The Ironman athlete who recovered from COVID-19 after spending days on a ventilator and heart-lung bypass machine is back in training with plans to complete another extreme triathlon this fall.
Ben O'Donnell, 38, said he wants his recovery to give hope to others and to raise money for COVID-19 relief via the Ironman Foundation's Ironaid program.
"If I can show I can come back and get to this point," he said, "that might do more for COVID fundraising, and just give people more hope."
O'Donnell's COVID-19 case was memorable because he was the first relatively young, healthy Minnesotan to require intensive care for the infectious disease. Most of the COVID-19 hospitalizations and deaths in Minnesota involve people 50 or older, but O'Donnell offered proof that the pandemic presented a risk to younger people as well.
The chemical company executive spent days on a ventilator and on an ECMO heart-lung bypass machine due to the level of damage and fluid buildup in his lungs that prevented him from breathing on his own. According to an Extracorporeal Life Support Organization database of global COVID-19 patients who came off bypass machines, only 55% survived their hospitalizations.
Recovery was slow after his treatment at the University of Minnesota Medical Center from March 9 to April 6. The Anoka County man needed supplemental oxygen just to walk to the mailbox at first but no longer needs that support during training.

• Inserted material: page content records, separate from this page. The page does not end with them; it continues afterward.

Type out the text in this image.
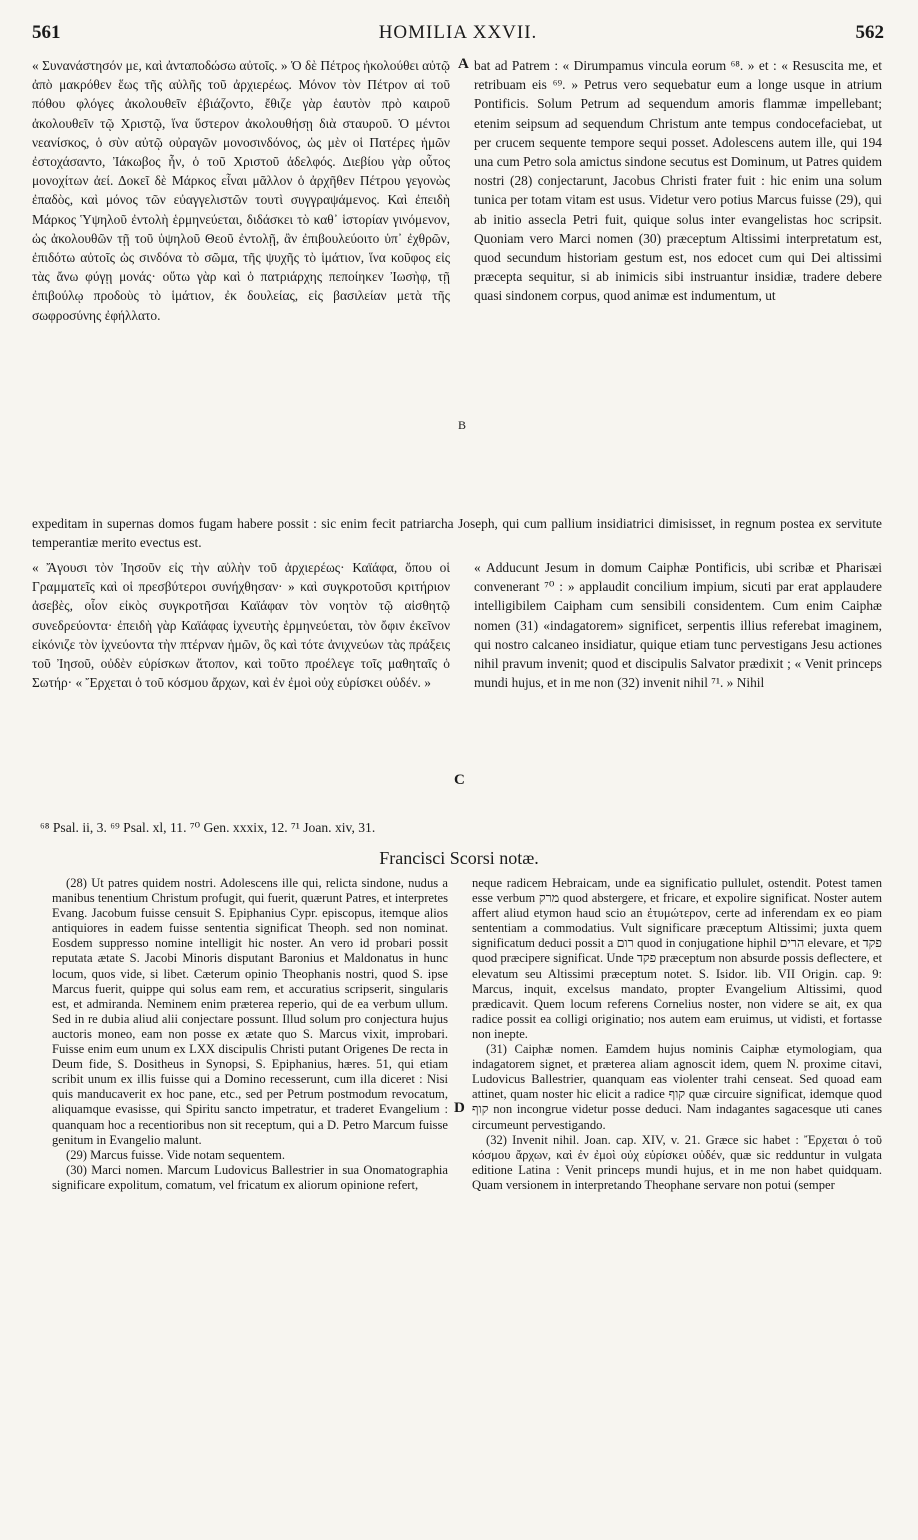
561	HOMILIA XXVII.	562

« Συνανάστησόν με, καὶ ἀνταποδώσω αὐτοῖς. » Ὁ δὲ Πέτρος ἠκολούθει αὐτῷ ἀπὸ μακρόθεν ἕως τῆς αὐλῆς τοῦ ἀρχιερέως. Μόνον τὸν Πέτρον αἱ τοῦ πόθου φλόγες ἀκολουθεῖν ἐβιάζοντο, ἔθιζε γὰρ ἑαυτὸν πρὸ καιροῦ ἀκολουθεῖν τῷ Χριστῷ, ἵνα ὕστερον ἀκολουθήσῃ διὰ σταυροῦ. Ὁ μέντοι νεανίσκος, ὁ σὺν αὐτῷ οὐραγῶν μονοσινδόνος, ὡς μὲν οἱ Πατέρες ἡμῶν ἐστοχάσαντο, Ἰάκωβος ἦν, ὁ τοῦ Χριστοῦ ἀδελφός. Διεβίου γὰρ οὗτος μονοχίτων ἀεί. Δοκεῖ δὲ Μάρκος εἶναι μᾶλλον ὁ ἀρχῆθεν Πέτρου γεγονὼς ἐπαδὸς, καὶ μόνος τῶν εὐαγγελιστῶν τουτὶ συγγραψάμενος. Καὶ ἐπειδὴ Μάρκος Ὑψηλοῦ ἐντολὴ ἑρμηνεύεται, διδάσκει τὸ καθ᾽ ἱστορίαν γινόμενον, ὡς ἀκολουθῶν τῇ τοῦ ὑψηλοῦ Θεοῦ ἐντολῇ, ἂν ἐπιβουλεύοιτο ὑπ᾽ ἐχθρῶν, ἐπιδότω αὐτοῖς ὡς σινδόνα τὸ σῶμα, τῆς ψυχῆς τὸ ἱμάτιον, ἵνα κοῦφος εἰς τὰς ἄνω φύγῃ μονάς· οὕτω γὰρ καὶ ὁ πατριάρχης πεποίηκεν Ἰωσὴφ, τῇ ἐπιβούλῳ προδοὺς τὸ ἱμάτιον, ἐκ δουλείας, εἰς βασιλείαν μετὰ τῆς σωφροσύνης ἐφήλλατο.

bat ad Patrem : « Dirumpamus vincula eorum ⁶⁸. » et : « Resuscita me, et retribuam eis ⁶⁹. » Petrus vero sequebatur eum a longe usque in atrium Pontificis. Solum Petrum ad sequendum amoris flammæ impellebant; etenim seipsum ad sequendum Christum ante tempus condocefaciebat, ut per crucem sequente tempore sequi posset. Adolescens autem ille, qui 194 una cum Petro sola amictus sindone secutus est Dominum, ut Patres quidem nostri (28) conjectarunt, Jacobus Christi frater fuit : hic enim una solum tunica per totam vitam est usus. Videtur vero potius Marcus fuisse (29), qui ab initio assecla Petri fuit, quique solus inter evangelistas hoc scripsit. Quoniam vero Marci nomen (30) præceptum Altissimi interpretatum est, quod secundum historiam gestum est, nos edocet cum qui Dei altissimi præcepta sequitur, si ab inimicis sibi instruantur insidiæ, tradere debere quasi sindonem corpus, quod animæ est indumentum, ut

A
B

expeditam in supernas domos fugam habere possit : sic enim fecit patriarcha Joseph, qui cum pallium insidiatrici dimisisset, in regnum postea ex servitute temperantiæ merito evectus est.

« Ἄγουσι τὸν Ἰησοῦν εἰς τὴν αὐλὴν τοῦ ἀρχιερέως· Καϊάφα, ὅπου οἱ Γραμματεῖς καὶ οἱ πρεσβύτεροι συνήχθησαν· » καὶ συγκροτοῦσι κριτήριον ἀσεβὲς, οἷον εἰκὸς συγκροτῆσαι Καϊάφαν τὸν νοητὸν τῷ αἰσθητῷ συνεδρεύοντα· ἐπειδὴ γὰρ Καϊάφας ἰχνευτὴς ἑρμηνεύεται, τὸν ὄφιν ἐκεῖνον εἰκόνιζε τὸν ἰχνεύοντα τὴν πτέρναν ἡμῶν, ὃς καὶ τότε ἀνιχνεύων τὰς πράξεις τοῦ Ἰησοῦ, οὐδὲν εὑρίσκων ἄτοπον, καὶ τοῦτο προέλεγε τοῖς μαθηταῖς ὁ Σωτήρ· « Ἔρχεται ὁ τοῦ κόσμου ἄρχων, καὶ ἐν ἐμοὶ οὐχ εὑρίσκει οὐδέν. »

« Adducunt Jesum in domum Caiphæ Pontificis, ubi scribæ et Pharisæi convenerant ⁷⁰ : » applaudit concilium impium, sicuti par erat applaudere intelligibilem Caipham cum sensibili considentem. Cum enim Caiphæ nomen (31) «indagatorem» significet, serpentis illius referebat imaginem, qui nostro calcaneo insidiatur, quique etiam tunc pervestigans Jesu actiones nihil pravum invenit; quod et discipulis Salvator prædixit ; « Venit princeps mundi hujus, et in me non (32) invenit nihil ⁷¹. » Nihil

C
⁶⁸ Psal. ii, 3. ⁶⁹ Psal. xl, 11. ⁷⁰ Gen. xxxix, 12. ⁷¹ Joan. xiv, 31.
Francisci Scorsi notæ.

(28) Ut patres quidem nostri. Adolescens ille qui, relicta sindone, nudus a manibus tenentium Christum profugit, qui fuerit, quærunt Patres, et interpretes Evang. Jacobum fuisse censuit S. Epiphanius Cypr. episcopus, itemque alios antiquiores in eadem fuisse sententia significat Theoph. sed non nominat. Eosdem suppresso nomine intelligit hic noster. An vero id probari possit reputata ætate S. Jacobi Minoris disputant Baronius et Maldonatus in hunc locum, quos vide, si libet. Cæterum opinio Theophanis nostri, quod S. ipse Marcus fuerit, quippe qui solus eam rem, et accuratius scripserit, singularis est, et admiranda. Neminem enim præterea reperio, qui de ea verbum ullum. Sed in re dubia aliud alii conjectare possunt. Illud solum pro conjectura hujus auctoris moneo, eam non posse ex ætate quo S. Marcus vixit, improbari. Fuisse enim eum unum ex LXX discipulis Christi putant Origenes De recta in Deum fide, S. Dositheus in Synopsi, S. Epiphanius, hæres. 51, qui etiam scribit unum ex illis fuisse qui a Domino recesserunt, cum illa diceret : Nisi quis manducaverit ex hoc pane, etc., sed per Petrum postmodum revocatum, aliquamque evasisse, qui Spiritu sancto impetratur, et traderet Evangelium : quanquam hoc a recentioribus non sit receptum, qui a D. Petro Marcum fuisse genitum in Evangelio malunt.

(29) Marcus fuisse. Vide notam sequentem.

(30) Marci nomen. Marcum Ludovicus Ballestrier in sua Onomatographia significare expolitum, comatum, vel fricatum ex aliorum opinione refert,

D

neque radicem Hebraicam, unde ea significatio pullulet, ostendit. Potest tamen esse verbum מרק quod abstergere, et fricare, et expolire significat. Noster autem affert aliud etymon haud scio an ἐτυμώτερον, certe ad inferendam ex eo piam sententiam a commodatius. Vult significare præceptum Altissimi; juxta quem significatum deduci possit a רום quod in conjugatione hiphil הרים elevare, et פקד quod præcipere significat. Unde פקד præceptum non absurde possis deflectere, et elevatum seu Altissimi præceptum notet. S. Isidor. lib. VII Origin. cap. 9: Marcus, inquit, excelsus mandato, propter Evangelium Altissimi, quod prædicavit. Quem locum referens Cornelius noster, non videre se ait, ex qua radice possit ea colligi originatio; nos autem eam eruimus, ut vidisti, et fortasse non inepte.

(31) Caiphæ nomen. Eamdem hujus nominis Caiphæ etymologiam, qua indagatorem signet, et præterea aliam agnoscit idem, quem N. proxime citavi, Ludovicus Ballestrier, quanquam eas violenter trahi censeat. Sed quoad eam attinet, quam noster hic elicit a radice קוף quæ circuire significat, idemque quod קוף non incongrue videtur posse deduci. Nam indagantes sagacesque uti canes circumeunt pervestigando.

(32) Invenit nihil. Joan. cap. XIV, v. 21. Græce sic habet : Ἔρχεται ὁ τοῦ κόσμου ἄρχων, καὶ ἐν ἐμοὶ οὐχ εὑρίσκει οὐδέν, quæ sic redduntur in vulgata editione Latina : Venit princeps mundi hujus, et in me non habet quidquam. Quam versionem in interpretando Theophane servare non potui (semper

O'Donnell can now run a 5K, swim a mile, and bike in one hour about 18 to 20 miles. The former college fullback has been shocked at the slow recovery of strength — only managing three pushups at a time so far — and has lingering symptoms such as numbness in one thigh.
He has signed up for the Ironman in Tempe, Ariz., in November that features a 2.4-mile swim, a 112-mile bicycle ride and a 26.2-mile marathon.